Posted at 10:30 a.m.

The top Democrat on the Senate health committee, Patty Murray of Washington, just laid out what regarding Price’s nomination will be in her party’s crosshairs today: Obamacare repeal and replacement, Price’s past proposal to overhaul Medicare, his former plan to turn Medicaid into a block grant program and past votes to defund Planned Parenthood.

She also sent a warning shot that Democrats won’t hesitate from bringing up Price’s past stock trades. She said she had “serious concerns and questions about your medical stock trades in your time in the House” and told Price she hoped he “comes prepared to address this issue.”

Posted at 9:58 a.m. 

Price and Isakson take their seats at the witness stand. Isakson will introduce Price to the committee, of which he’s also a member. Price’s wife Betty, a member of the Georgia House, is sitting behind him, as are members of his staff. U.S. Rep. Barry Loudermilk, R-Cassville, is also in the room.

Posted at 9:50 a.m. 

With a prime fourth row aisle seat, former U.S. Rep. Phil Gingrey says he’s here to offer moral support for Price, his onetime colleague and fellow physician.

“It’s not just a personal endorsement of a good friend, but I feel very strongly he is, for this time in particular, the perfect candidate to lead HHS,” the Marietta Republican said in a brief interview before the hearing.

Gingrey, now a lobbyist who splits his time between Washington and Georgia, penned an op-ed for The Hill newspaper yesterday laying out his case for Price.

Posted at 9:30 a.m. 

Welcome, folks. The hearing room on the fourth floor of the Dirsken Senate office building is beginning to attract a crowd.

We’ve got a copy of Price’s prepared testimony for the committee.

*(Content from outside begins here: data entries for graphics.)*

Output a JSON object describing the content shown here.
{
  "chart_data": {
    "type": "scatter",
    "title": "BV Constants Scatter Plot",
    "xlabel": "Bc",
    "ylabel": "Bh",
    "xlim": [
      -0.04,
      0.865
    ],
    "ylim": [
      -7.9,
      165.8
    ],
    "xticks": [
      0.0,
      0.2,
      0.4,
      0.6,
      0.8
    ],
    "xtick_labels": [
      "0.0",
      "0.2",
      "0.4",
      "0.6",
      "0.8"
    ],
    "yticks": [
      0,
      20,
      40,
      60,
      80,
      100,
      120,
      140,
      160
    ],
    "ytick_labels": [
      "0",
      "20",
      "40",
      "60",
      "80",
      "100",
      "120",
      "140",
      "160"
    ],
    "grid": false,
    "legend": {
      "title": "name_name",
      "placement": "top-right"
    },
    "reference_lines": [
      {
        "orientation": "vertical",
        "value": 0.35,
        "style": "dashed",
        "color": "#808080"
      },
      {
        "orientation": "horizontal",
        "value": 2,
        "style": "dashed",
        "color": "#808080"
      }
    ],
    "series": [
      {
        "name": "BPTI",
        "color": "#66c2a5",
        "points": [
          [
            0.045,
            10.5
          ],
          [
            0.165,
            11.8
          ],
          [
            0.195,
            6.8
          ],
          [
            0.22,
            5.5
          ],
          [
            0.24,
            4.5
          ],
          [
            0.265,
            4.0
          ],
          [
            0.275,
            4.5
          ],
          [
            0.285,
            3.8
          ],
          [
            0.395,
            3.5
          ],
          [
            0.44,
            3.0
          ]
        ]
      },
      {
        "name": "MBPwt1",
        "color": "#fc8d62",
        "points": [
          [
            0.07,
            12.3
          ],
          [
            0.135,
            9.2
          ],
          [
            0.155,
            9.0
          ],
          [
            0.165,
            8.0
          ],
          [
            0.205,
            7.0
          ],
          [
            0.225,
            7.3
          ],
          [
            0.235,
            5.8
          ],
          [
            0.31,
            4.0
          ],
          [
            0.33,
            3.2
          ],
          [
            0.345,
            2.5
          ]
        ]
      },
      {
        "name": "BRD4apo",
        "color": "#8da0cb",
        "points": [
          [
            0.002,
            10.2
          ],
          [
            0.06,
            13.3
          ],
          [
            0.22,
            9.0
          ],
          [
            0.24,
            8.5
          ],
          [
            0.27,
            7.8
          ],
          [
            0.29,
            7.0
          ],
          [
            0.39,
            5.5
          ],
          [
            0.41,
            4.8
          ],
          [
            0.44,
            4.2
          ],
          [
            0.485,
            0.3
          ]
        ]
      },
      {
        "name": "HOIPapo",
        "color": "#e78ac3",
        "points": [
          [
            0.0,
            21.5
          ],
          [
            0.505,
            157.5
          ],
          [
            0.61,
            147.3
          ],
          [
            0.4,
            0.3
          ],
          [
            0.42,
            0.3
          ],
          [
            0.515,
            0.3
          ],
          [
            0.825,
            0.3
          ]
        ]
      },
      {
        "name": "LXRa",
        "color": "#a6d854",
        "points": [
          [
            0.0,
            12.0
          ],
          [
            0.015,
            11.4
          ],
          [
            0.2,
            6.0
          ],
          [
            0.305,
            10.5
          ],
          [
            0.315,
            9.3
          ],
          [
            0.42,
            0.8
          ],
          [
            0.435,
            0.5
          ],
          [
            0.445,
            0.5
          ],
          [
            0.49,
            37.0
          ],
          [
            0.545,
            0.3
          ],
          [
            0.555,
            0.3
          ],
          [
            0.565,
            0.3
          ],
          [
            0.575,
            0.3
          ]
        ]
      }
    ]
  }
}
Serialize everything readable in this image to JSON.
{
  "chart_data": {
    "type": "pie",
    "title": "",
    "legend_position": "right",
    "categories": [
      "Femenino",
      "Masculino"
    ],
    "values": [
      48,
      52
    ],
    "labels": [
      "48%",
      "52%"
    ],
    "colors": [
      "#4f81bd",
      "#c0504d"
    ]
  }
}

The seven-term congressman spends roughly a third of it discussing his career trajectory and what attracted him to the health care field, starting with his physician grandfather in Michigan. He does not address his financial history and speaks very little about specific plans for the Department of Health and Human Services.

Regarding the sprawling federal agency, he mentions six guiding principles: “affordability, accessibility, quality, choices, innovation and responsiveness.”

“We all want a health care system that’s affordable, that’s accessible to all, of the highest quality, with the greatest number of choices, driven by world-leading innovations, and responsive to the needs of the individual patient,” he plans to tell the panel.

Another notable observation. He goes out of his way to mention his bipartisan work in the Georgia Senate and House of Representatives. Former colleagues Kasim Reed, now the Democratic mayor of Atlanta, and U.S. Sen. Tammy Baldwin, D-Wis., get shoutouts.